Each drawing consists of two film-stills I have extracted from their original context and positioned within a frame that echoes the elongated cinema screen format. By combining images from different film scenes into one picture, a new temporal and spatial relationship occurs. The images also enter into a dialogue with one another. In some of the film-stills there are subtitling, which is from the moment the picture was taken. This text adds another layer to the interpretation of the drawings. They are furthermore positioned in angular composition to each other so that they create an illusion to the viewer/observer as if he or she is looking in onto to the scene. The picture plane itself is an illusional space reminiscent of a darkened cinema theatre. They highlight the aesthetic quality that is conditioned by the various technical characteristics of electronic data transfer such as moiré and recertification.

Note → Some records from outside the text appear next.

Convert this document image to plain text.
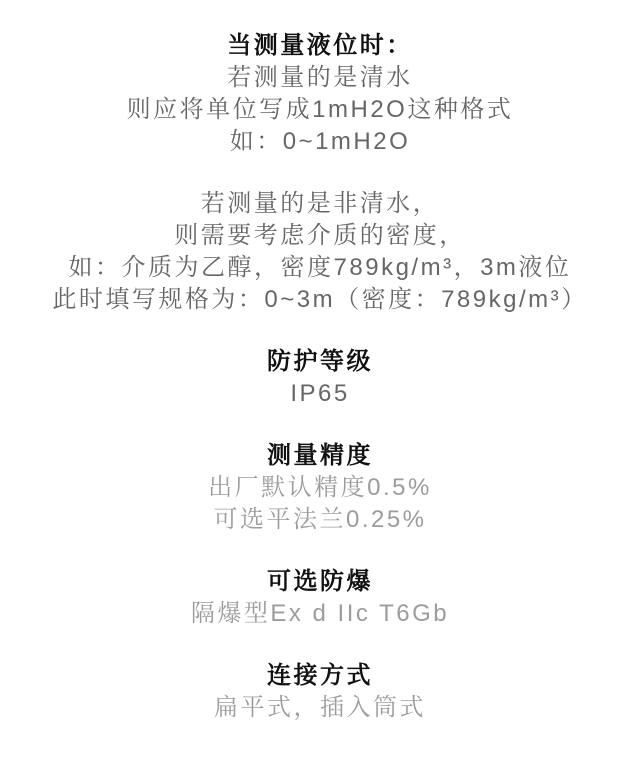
当测量液位时：

若测量的是清水

则应将单位写成1mH2O这种格式

如：0~1mH2O

若测量的是非清水，

则需要考虑介质的密度，

如：介质为乙醇，密度789kg/m³，3m液位

此时填写规格为：0~3m（密度：789kg/m³）

防护等级

IP65

测量精度

出厂默认精度0.5%

可选平法兰0.25%

可选防爆

隔爆型Ex d IIc T6Gb

连接方式

扁平式，插入筒式
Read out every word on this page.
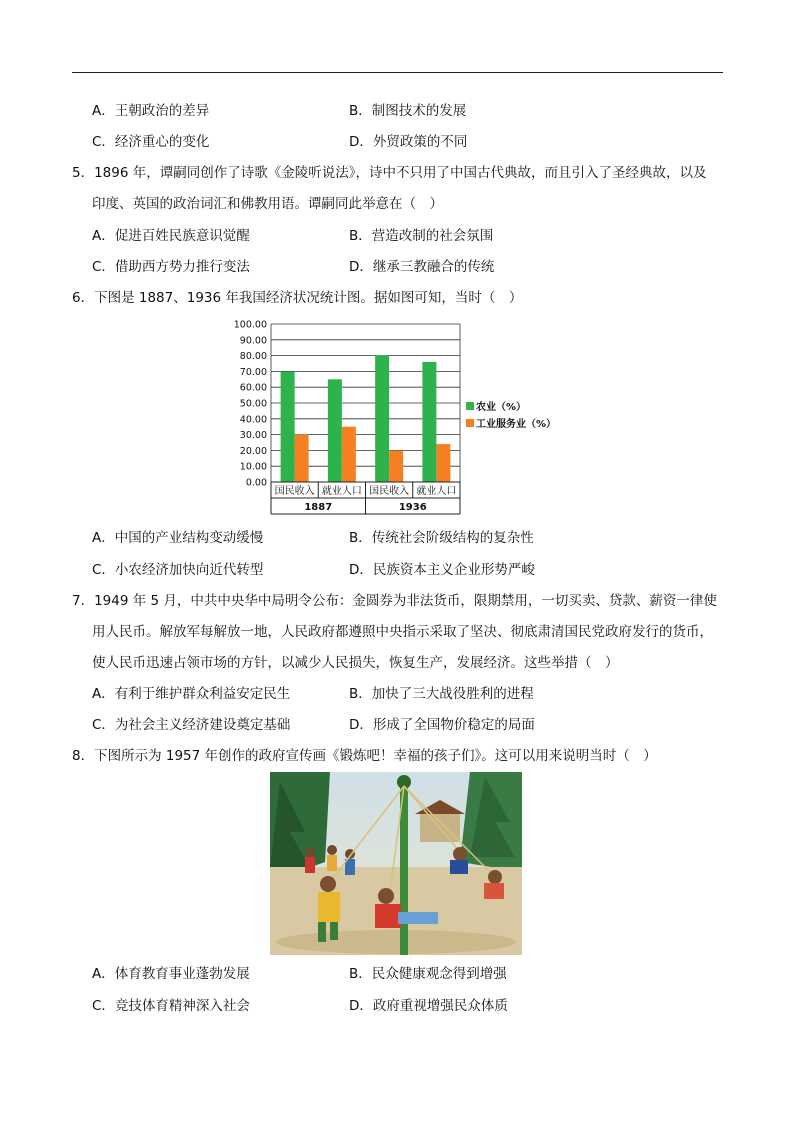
A．王朝政治的差异	B．制图技术的发展
C．经济重心的变化	D．外贸政策的不同
5．1896 年，谭嗣同创作了诗歌《金陵听说法》，诗中不只用了中国古代典故，而且引入了圣经典故，以及
印度、英国的政治词汇和佛教用语。谭嗣同此举意在（　）
A．促进百姓民族意识觉醒	B．营造改制的社会氛围
C．借助西方势力推行变法	D．继承三教融合的传统
6．下图是 1887、1936 年我国经济状况统计图。据如图可知，当时（　）
100.00
90.00
80.00
70.00
60.00
50.00
40.00
30.00
20.00
10.00
0.00
国民收入 就业人口 国民收入 就业人口
1887	1936
农业（%）
工业服务业（%）
A．中国的产业结构变动缓慢	B．传统社会阶级结构的复杂性
C．小农经济加快向近代转型	D．民族资本主义企业形势严峻
7．1949 年 5 月，中共中央华中局明令公布：金圆券为非法货币，限期禁用，一切买卖、贷款、薪资一律使
用人民币。解放军每解放一地，人民政府都遵照中央指示采取了坚决、彻底肃清国民党政府发行的货币，
使人民币迅速占领市场的方针，以减少人民损失，恢复生产，发展经济。这些举措（　）
A．有利于维护群众利益安定民生	B．加快了三大战役胜利的进程
C．为社会主义经济建设奠定基础	D．形成了全国物价稳定的局面
8．下图所示为 1957 年创作的政府宣传画《锻炼吧！幸福的孩子们》。这可以用来说明当时（　）
A．体育教育事业蓬勃发展	B．民众健康观念得到增强
C．竞技体育精神深入社会	D．政府重视增强民众体质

I am interested in mimicking the ink jet printer and the digital mark through pencil drawings on cartridge paper. I am recording the interlacing from the TV screen, the aliasing and non-synchronization, which creates a pattern frequency. The hand follows the eye, which scans over the large format digital prints then transferring this information to the surface of the paper with lead deposits. By taking the pigment over the fibers of the paper and picking up different deposits depending on the amount of pressure placed on the surface. I am reversing the digital back to the analogue using the pressure and bodily rhythms, lightness of touch, breathing and my hereditary hand shake by layering the marks to create the moray patterns and screen lines from the photographs taken from the analogue TV screens. I can graph data, engage in subtle negotiation between consciousness, technology and the surface.
This action is recorded and speeded up with the studio sounds so that the viewer can witness the drawing process appear in seconds rather than days. The video reveals my bodily rhythms, the hand mimicking the machine and the time passing.